# Brute force front brake pads



## palumbo (Sep 29, 2010)

I would like to know what kind of break pads you guys run on your machine. I do mostly trail riding occasionally same mud, so what do i need as pad ceramic composite, sintered bronze or what you guys suggest. Thanks to every one this is a fantastic forum, loaded with information and great people


----------



## J2! (May 8, 2010)

I use the EBC sintered severe duty, I'm sure a large % of the people here probably do too.. They are the only ones I can find that will last a decent amount of time. Playing in the mud all the time just eats em' up. $140 to do them all the way around my bike. WHEW !!! If ya wanna play ya gotta pay !!!


----------



## Rack High (Feb 23, 2010)

Race Driven Sintered metal brake pads. If you can find other makes for cheaper, please let the people at MIMB know.


----------



## racinjason (Dec 15, 2009)

i use the sintered metal gold looking pads off ebay, great luck, they were like 40 bucks shipped to do my prowler, no way Id pay 140. just bought a set for the brute, 22 shipped. I put them on my kq750 that bootlegger has now, they got put on at 400 miles when the factorys were worn out, ask him how long they lasted, put them on my rincon on the back, all around on the prowler, put some on a kodiak 2wd, but sold it. Seem to last really well, look the same as ebc sintered metal to me. put them on a vinson also, they lasted along time, longer than I had the bike. I have used atvbrakesnmore and partsangel to get them from on ebay.


----------



## J2! (May 8, 2010)

racinjason said:


> i use the sintered metal gold looking pads off ebay, great luck, they were like 40 bucks shipped to do my prowler, no way Id pay 140. just bought a set for the brute, 22 shipped. I put them on my kq750 that bootlegger has now, they got put on at 400 miles when the factorys were worn out, ask him how long they lasted, put them on my rincon on the back, all around on the prowler, put some on a kodiak 2wd, but sold it. Seem to last really well, look the same as ebc sintered metal to me. put them on a vinson also, they lasted along time, longer than I had the bike. I have used atvbrakesnmore and partsangel to get them from on ebay.

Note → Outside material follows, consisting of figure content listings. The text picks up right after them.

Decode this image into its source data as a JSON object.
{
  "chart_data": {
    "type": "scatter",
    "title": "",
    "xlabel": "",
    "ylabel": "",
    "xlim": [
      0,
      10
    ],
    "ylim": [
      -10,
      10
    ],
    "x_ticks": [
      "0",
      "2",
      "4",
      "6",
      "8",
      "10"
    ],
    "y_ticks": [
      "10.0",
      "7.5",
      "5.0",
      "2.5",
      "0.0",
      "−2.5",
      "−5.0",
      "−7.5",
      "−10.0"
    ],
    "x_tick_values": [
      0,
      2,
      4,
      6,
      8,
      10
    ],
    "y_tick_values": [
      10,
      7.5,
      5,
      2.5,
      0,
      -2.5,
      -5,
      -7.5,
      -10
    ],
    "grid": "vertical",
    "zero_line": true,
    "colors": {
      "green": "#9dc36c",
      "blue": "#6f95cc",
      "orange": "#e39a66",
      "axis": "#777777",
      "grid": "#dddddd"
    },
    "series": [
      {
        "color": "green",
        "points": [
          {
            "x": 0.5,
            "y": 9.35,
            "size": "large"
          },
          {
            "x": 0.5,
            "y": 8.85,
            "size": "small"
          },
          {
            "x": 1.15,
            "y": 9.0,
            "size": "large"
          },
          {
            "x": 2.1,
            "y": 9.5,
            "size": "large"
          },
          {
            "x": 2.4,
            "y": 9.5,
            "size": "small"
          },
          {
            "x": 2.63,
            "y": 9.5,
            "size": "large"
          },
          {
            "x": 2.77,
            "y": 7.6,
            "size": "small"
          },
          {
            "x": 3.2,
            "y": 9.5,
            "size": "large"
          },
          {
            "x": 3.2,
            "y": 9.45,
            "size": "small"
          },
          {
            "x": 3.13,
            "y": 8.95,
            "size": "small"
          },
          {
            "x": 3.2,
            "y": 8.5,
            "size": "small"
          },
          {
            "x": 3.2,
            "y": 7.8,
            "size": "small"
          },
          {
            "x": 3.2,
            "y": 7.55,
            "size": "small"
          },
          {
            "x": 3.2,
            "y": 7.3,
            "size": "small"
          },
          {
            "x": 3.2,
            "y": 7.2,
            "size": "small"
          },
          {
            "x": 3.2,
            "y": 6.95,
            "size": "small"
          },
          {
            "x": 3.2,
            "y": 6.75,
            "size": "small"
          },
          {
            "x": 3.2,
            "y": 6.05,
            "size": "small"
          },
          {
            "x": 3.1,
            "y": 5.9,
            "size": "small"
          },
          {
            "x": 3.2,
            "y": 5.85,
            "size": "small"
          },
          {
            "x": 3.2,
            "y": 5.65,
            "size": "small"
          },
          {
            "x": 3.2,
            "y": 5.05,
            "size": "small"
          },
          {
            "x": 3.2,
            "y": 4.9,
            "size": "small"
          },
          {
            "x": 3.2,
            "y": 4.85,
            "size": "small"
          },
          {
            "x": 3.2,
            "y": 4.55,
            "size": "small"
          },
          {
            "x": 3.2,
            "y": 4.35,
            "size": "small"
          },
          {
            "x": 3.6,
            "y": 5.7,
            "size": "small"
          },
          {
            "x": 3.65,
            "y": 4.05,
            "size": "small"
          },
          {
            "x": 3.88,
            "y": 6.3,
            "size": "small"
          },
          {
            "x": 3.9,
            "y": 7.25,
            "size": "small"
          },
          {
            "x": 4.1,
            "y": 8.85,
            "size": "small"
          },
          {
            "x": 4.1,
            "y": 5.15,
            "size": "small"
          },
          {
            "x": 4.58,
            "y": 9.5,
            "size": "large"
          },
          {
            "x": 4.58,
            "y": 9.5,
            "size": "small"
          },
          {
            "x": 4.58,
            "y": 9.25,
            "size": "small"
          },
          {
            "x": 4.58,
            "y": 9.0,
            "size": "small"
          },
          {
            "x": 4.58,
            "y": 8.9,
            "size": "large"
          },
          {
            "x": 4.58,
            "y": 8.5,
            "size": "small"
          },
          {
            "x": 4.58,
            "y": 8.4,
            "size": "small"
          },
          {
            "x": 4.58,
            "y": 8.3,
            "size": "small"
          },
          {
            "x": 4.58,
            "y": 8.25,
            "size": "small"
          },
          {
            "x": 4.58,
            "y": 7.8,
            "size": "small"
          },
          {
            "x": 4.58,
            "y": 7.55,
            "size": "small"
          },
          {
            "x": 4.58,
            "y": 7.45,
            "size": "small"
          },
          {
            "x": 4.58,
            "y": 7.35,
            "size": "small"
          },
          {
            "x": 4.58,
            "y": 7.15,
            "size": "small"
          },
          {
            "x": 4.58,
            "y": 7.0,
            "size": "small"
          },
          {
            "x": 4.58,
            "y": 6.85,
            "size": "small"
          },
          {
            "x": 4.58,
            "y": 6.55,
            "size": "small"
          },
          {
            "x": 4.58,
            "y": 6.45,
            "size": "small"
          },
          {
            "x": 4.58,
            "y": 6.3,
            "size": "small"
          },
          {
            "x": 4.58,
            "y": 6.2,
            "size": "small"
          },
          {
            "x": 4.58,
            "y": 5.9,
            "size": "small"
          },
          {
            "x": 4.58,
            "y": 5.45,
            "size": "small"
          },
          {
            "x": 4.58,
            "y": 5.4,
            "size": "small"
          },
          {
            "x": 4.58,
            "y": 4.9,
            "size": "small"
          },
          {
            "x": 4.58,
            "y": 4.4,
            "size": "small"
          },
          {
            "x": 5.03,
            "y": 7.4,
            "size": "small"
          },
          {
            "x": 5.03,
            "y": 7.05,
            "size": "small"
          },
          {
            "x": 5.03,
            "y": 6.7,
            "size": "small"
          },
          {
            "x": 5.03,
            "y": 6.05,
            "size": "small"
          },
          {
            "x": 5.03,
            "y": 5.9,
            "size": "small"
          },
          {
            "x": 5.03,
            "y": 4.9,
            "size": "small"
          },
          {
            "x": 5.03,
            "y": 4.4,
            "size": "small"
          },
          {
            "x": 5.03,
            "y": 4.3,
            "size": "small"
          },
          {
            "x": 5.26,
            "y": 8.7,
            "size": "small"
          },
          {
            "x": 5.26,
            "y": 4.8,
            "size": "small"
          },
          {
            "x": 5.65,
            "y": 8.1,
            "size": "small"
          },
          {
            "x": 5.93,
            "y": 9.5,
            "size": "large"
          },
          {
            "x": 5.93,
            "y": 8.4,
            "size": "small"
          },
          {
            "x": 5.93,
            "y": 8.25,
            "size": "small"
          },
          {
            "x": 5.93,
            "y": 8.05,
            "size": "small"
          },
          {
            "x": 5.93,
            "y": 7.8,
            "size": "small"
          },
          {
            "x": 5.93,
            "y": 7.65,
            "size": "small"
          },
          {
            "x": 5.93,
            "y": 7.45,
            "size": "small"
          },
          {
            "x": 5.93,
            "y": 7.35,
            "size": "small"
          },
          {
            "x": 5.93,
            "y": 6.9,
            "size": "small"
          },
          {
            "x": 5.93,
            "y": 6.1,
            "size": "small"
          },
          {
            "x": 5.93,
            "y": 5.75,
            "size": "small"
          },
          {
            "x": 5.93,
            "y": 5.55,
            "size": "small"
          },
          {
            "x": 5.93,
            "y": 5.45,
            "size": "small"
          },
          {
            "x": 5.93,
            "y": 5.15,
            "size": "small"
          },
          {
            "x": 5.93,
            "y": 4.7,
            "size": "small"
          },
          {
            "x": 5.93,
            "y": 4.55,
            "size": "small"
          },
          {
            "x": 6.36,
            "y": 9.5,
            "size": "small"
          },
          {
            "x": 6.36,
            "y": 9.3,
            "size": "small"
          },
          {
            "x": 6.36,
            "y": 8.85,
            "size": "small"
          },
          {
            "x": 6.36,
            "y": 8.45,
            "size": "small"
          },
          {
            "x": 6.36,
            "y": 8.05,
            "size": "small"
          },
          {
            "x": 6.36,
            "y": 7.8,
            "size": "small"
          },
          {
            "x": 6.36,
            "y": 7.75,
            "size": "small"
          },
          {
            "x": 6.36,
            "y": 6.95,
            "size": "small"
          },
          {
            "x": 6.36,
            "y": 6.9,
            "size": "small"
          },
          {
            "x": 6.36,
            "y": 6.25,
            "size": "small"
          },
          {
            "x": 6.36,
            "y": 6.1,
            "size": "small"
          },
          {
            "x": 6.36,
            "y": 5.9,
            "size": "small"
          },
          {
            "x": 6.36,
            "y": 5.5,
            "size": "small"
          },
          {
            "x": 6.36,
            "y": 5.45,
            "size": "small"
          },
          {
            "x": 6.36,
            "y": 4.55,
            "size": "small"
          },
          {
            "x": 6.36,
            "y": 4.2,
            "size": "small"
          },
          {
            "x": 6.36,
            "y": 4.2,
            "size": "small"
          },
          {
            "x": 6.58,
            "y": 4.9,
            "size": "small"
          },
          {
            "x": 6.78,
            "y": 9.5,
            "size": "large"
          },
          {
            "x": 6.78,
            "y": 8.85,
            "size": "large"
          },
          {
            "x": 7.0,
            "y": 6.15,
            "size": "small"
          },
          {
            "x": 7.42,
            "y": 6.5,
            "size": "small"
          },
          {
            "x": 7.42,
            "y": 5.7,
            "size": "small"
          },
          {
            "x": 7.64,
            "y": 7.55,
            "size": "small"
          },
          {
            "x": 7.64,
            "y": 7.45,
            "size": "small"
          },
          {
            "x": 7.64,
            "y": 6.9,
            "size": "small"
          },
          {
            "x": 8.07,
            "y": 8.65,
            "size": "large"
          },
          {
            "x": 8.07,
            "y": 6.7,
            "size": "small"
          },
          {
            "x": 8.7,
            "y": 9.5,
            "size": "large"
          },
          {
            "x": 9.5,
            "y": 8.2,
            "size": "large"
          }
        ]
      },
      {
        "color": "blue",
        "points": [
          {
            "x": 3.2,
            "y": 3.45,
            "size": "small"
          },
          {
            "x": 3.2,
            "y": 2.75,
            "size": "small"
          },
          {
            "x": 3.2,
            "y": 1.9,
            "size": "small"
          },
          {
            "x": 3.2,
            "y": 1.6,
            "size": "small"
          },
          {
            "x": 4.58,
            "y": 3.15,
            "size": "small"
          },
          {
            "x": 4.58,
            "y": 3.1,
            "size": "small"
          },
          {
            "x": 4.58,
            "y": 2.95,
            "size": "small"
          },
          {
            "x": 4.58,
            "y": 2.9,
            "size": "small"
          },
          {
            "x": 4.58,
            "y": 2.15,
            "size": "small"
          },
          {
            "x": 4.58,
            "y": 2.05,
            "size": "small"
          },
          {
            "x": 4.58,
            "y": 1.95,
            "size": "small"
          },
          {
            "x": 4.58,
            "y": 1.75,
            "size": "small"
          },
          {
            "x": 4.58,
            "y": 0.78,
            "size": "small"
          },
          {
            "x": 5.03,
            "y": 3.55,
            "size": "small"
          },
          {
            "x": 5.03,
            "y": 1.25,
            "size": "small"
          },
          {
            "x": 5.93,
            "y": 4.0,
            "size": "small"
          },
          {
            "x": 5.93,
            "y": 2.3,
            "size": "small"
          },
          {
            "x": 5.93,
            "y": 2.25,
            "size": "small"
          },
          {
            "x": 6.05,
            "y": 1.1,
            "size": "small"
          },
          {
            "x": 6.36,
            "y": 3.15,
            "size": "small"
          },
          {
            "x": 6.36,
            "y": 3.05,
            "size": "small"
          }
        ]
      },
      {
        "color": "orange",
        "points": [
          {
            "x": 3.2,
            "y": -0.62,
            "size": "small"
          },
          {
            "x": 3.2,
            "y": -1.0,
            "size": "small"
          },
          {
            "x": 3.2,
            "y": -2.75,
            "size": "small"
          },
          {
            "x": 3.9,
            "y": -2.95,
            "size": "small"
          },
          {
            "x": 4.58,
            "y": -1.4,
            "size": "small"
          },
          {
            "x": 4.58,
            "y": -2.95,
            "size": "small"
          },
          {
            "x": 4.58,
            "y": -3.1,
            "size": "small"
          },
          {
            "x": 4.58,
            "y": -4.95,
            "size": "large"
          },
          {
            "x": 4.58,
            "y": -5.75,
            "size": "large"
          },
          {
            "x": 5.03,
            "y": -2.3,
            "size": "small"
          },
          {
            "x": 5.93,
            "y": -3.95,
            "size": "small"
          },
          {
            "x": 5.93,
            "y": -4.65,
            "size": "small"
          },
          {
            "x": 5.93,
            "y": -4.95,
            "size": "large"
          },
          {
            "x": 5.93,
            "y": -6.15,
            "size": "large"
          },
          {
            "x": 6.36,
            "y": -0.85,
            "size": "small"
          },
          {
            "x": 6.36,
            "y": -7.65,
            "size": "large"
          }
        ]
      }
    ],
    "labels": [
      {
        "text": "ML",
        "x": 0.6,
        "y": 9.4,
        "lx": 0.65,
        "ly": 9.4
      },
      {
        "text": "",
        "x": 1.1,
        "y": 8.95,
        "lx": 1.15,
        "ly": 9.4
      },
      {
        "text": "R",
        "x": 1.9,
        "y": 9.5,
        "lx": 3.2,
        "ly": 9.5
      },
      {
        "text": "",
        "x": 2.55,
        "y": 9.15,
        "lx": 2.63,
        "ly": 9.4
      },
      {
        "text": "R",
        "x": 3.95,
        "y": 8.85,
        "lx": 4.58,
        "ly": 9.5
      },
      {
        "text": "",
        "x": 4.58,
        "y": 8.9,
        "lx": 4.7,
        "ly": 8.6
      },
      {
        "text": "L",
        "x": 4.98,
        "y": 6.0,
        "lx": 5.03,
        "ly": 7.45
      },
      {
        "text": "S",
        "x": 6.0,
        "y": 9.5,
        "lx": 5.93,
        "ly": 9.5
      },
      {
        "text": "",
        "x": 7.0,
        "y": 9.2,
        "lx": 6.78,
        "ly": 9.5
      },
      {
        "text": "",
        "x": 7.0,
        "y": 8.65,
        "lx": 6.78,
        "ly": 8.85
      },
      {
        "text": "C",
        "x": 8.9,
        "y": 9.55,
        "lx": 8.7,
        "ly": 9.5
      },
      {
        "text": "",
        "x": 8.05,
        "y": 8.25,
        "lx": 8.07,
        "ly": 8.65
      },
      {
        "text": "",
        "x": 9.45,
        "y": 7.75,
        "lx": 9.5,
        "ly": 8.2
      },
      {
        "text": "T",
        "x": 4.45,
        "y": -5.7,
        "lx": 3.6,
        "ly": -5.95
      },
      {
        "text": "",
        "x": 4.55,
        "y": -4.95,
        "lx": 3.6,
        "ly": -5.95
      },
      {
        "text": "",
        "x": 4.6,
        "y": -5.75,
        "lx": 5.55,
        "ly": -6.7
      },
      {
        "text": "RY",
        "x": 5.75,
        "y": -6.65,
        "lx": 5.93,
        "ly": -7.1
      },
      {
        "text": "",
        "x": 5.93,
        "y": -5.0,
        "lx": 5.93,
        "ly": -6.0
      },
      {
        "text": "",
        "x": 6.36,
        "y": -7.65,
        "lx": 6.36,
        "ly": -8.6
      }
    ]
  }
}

I might have to try those, always lookin' for ways to save money, THANKS.. That 140 was for four sets from a local bike shop that keeps them in stock. That's how many are on my bike.. Fronts, and two sets on the right rear.. How many sets was that for your prowler ??


----------



## gpinjason (Nov 10, 2009)

Have been using ebc severe duty, but gonna try the race driven cheap ones when I need new ones


----------



## BleednGreen68 (Apr 19, 2010)

I'd run heavy duty EBC's. Everyone has them usually. Im due to replace my originals on my brute.


----------



## palumbo (Sep 29, 2010)

I find this one on eBay I might give at a try .
http://cgi.ebay.com/ebaymotors/KAWA...ors_ATV_Parts_Accessories&hash=item3ef5961050


----------



## phreebsd (Dec 16, 2004)

Rack High said:


> Race Driven Sintered metal brake pads. If you can find other makes for cheaper, please let the people at MIMB know.


i use the same ones. they work great and the price is the best. 
they were looking to be a sponsor here . i need to contact them again and see what up.
i highly recommend the race-driven brake pads.


----------



## racinjason (Dec 15, 2009)

j2 my prowler has 3 sets of pads, one for each front wheel and one on the driveshaft right at the rear end. always gonna pay more to get em local, forgot about your parking brake too


those race driven ones look just like the ones i always use.


----------



## brutemike (Mar 23, 2010)

I got new ones on ebay both fronts sinterid for 23$ back in december.Not sure on brand.


----------



## ARMSTRONGARMS (Dec 2, 2010)

any links for the race driven pads?


----------



## Bootlegger (Dec 18, 2008)

Here are some good ones I used and loved them.

http://cgi.ebay.com/ebaymotors/KAWA...855946QQptZMotorsQ5fATVQ5fPartsQ5fAccessories


----------



## ARMSTRONGARMS (Dec 2, 2010)

Found this and ordered http://www.race-driven.com/atv-utv-...asaki/2009/brute-force-750-4x4i/cat_6931.html


----------



## ARMSTRONGARMS (Dec 2, 2010)

Thanks Bootlegger, oh well only 5 bucks cheaper.... they seemed to have good reviews on here.


----------



## mmelton005 (Oct 12, 2011)

Bootlegger said:


> Here are some good ones I used and loved them.
> 
> http://cgi.ebay.com/ebaymotors/KAWA...855946QQptZMotorsQ5fATVQ5fPartsQ5fAccessories



Thanks for the link. Just ordered a set myself! :bigok:


----------



## whoolieshop (Mar 22, 2011)

FWIW im still rocking the home-made brake pads with great success! For the cost of doing 1 wheel I got enough materials to re-do all 3 sets on my cat six times.

http://www.mudinmyblood.net/forum/showthread.php?t=13781&highlight=home+made+brake+pads


----------



## KidRock (Nov 19, 2010)

I got a set for $15 shipped off eBay. 


Sent from my iPhone using Tapatalk


----------